This could be a way for scammers to connect individuals to a premium rate phone line and drain their money this way, rather than through a phishing effort.
As a result, individuals are always encouraged to be on the lookout, and with scammers deploying a wide range of techniques, protecting oneself is key.
Britons are always urged to delete any unexpected text messages they receive, particularly those with links.
When thinking about phone calls, these should also be disconnected promptly.
A person can also contact their bank by independently looking up contact details to confirm correspondence is legitimate.

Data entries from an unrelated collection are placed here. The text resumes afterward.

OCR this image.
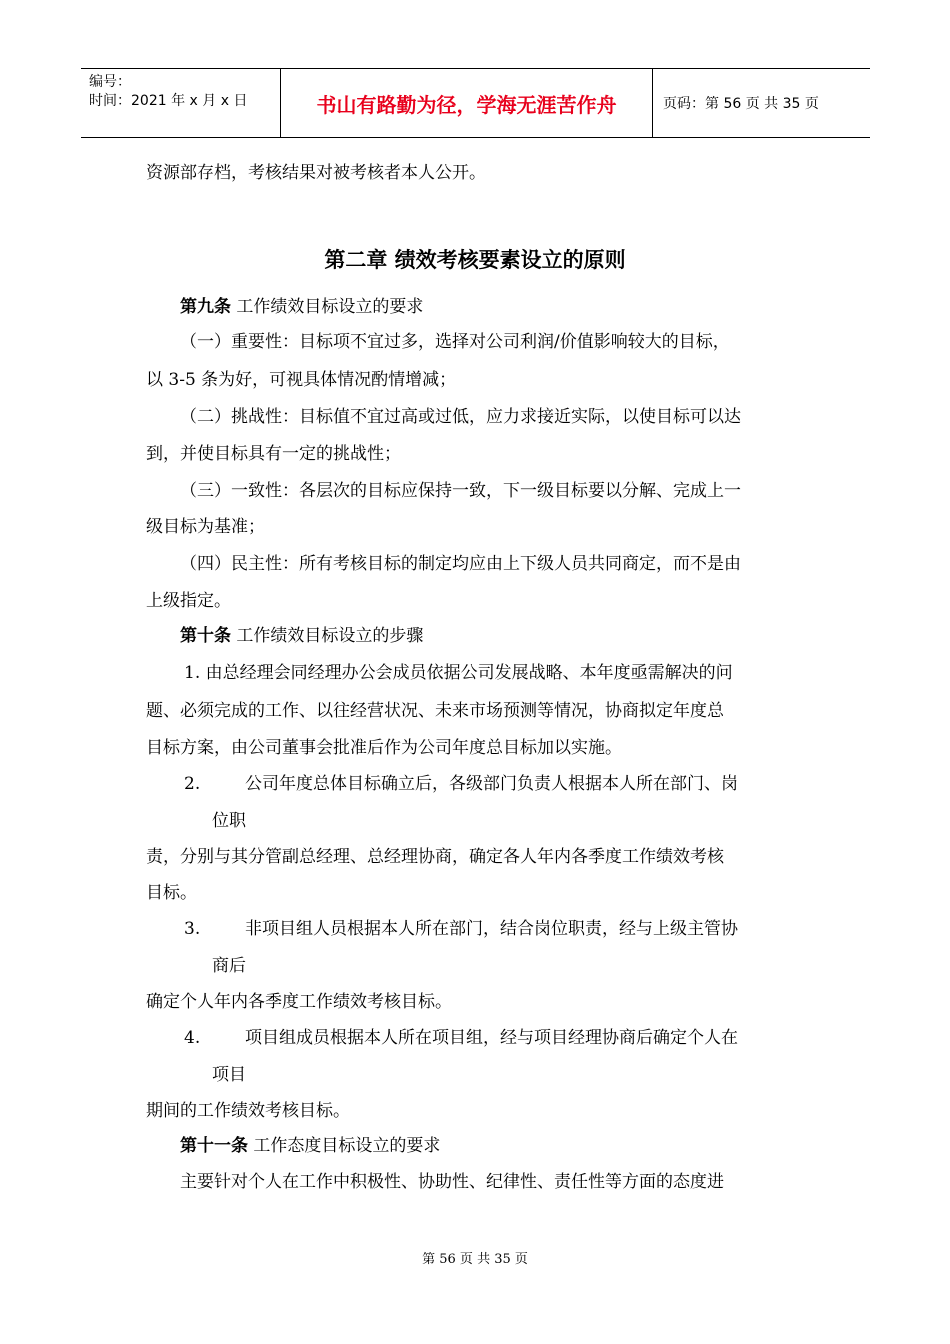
编号：
时间：2021 年 x 月 x 日	书山有路勤为径，学海无涯苦作舟	页码：第 56 页 共 35 页
资源部存档，考核结果对被考核者本人公开。
第二章 绩效考核要素设立的原则
第九条 工作绩效目标设立的要求
（一）重要性：目标项不宜过多，选择对公司利润/价值影响较大的目标，
以 3-5 条为好，可视具体情况酌情增减；
（二）挑战性：目标值不宜过高或过低，应力求接近实际，以使目标可以达
到，并使目标具有一定的挑战性；
（三）一致性：各层次的目标应保持一致，下一级目标要以分解、完成上一
级目标为基准；
（四）民主性：所有考核目标的制定均应由上下级人员共同商定，而不是由
上级指定。
第十条 工作绩效目标设立的步骤
1. 由总经理会同经理办公会成员依据公司发展战略、本年度亟需解决的问
题、必须完成的工作、以往经营状况、未来市场预测等情况，协商拟定年度总
目标方案，由公司董事会批准后作为公司年度总目标加以实施。
2.	公司年度总体目标确立后，各级部门负责人根据本人所在部门、岗
位职
责，分别与其分管副总经理、总经理协商，确定各人年内各季度工作绩效考核
目标。
3.	非项目组人员根据本人所在部门，结合岗位职责，经与上级主管协
商后
确定个人年内各季度工作绩效考核目标。
4.	项目组成员根据本人所在项目组，经与项目经理协商后确定个人在
项目
期间的工作绩效考核目标。
第十一条 工作态度目标设立的要求
主要针对个人在工作中积极性、协助性、纪律性、责任性等方面的态度进
第 56 页 共 35 页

A number of people shared their close brushes with scams which claim to be from Santander.
One said: “I got a scam one from ‘Santander’. No point in telling them the phone number it came from, as they rotate these.
“I feel the phone provider should be responsible as they must be seeing these texts being sent in bulk across their network.”
And a third stated: “So many scam calls texts and emails at the moment.
“Email purportedly from Santander warning me to improve my online security to avoid scammers! I don’t have these accounts so easy to spot, but very convincing. Never click the link.”
The founder of Money Saving Expert, Martin Lewis, recently tweeted about the issue of scams, following being targeted himself by a text claiming to be from HSBC.
The financial journalist was quick to point out he did not have an HSBC account, but called for further action to be taken on the matter.
He said: “If only we’d proper regulation and place funded to deal with UK’s biggest crime, which hits financial and mental health.
“Rather than it effectively being an unpunished free for all.”